The directors of State mental health programs have sole responsibility for administration of the alcoholism treatment programs in only 27 States. In four other States they have partial responsibility. And in an additional four States mental health is in an agency where another branch of the agency has responsibility for the treatment of alcoholics.

In 16 States the mental health agency of the State has no administrative connection at all with the State alcoholism program.

I might add that despite all the foregoing about "administrative responsibility," alcoholics are treated in virtually every State mental hospital in this country and in some cases represent as much as 40 percent of the admissions to these State hospitals.

If the language of the bill starting at line 6 is interpreted by a State as requiring it to designate the agency presently "responsible for care and treatment of alcoholics," then it is possible that in 16 States the State mental health agency will not be involved in approving and recommending the proposed facilities.

If the language starting on line 10 ("in case this agency is different ***") is applied, then the agency designated under 204(a) (1) of Public Law 88-164 must approve or recommend the facility.

The 204 (a) (1) agency is the "community mental health center construction authority."

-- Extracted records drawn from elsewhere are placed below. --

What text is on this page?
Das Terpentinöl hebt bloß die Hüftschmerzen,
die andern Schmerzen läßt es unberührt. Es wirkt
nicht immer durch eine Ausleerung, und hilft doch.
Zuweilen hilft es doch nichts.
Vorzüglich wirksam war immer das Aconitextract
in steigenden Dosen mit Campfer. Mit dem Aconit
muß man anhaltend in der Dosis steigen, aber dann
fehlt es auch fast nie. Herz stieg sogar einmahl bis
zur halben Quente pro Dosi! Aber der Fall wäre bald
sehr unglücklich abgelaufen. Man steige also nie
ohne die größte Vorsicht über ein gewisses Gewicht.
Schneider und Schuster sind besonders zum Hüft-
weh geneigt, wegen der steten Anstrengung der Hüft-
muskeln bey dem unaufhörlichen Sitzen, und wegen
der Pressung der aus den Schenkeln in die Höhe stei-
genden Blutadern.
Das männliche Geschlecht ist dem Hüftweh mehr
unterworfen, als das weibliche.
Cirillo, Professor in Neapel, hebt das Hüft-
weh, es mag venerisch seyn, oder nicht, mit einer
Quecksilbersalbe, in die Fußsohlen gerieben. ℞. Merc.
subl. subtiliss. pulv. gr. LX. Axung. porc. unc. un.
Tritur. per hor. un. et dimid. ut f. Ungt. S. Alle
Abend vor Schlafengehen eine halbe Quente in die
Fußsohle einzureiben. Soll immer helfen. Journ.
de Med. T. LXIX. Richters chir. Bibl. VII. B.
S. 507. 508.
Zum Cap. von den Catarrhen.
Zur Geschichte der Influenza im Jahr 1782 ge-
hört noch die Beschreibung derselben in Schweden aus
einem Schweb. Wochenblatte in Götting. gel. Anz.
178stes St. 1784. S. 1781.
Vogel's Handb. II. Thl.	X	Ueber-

In 20 States the 204 (a) (1) designated agency is not the State agency that is responsible for the mental health program. I have a list of these States here, which I will not read at this point.

However, in 11 (out of the above 20) States the "alcoholism treatment program" is in the mental health agency. And out of the remaining nine States only four of the 204 (a) (1) designees have any responsibility for an alcoholism program.

The defect in the substance of the "designated agency" paragraph on page 6 could be partially corrected by adding language to the effect that the "mental health authority" of the State will be consulted for construction and staffing of alcoholism facilities.

It is a matter of grave concern to me that there be a significant role provided the State mental health director. This is a matter of concern to the other State mental program directors, too. I hope it will be possible that the language of the bill can be modified to include this concept and that the legislative history of this proceeding call attention to my concern and the concern of other State program directors for preservation of their roles in developing effective, broadly based programs for alcoholics and drug addicts.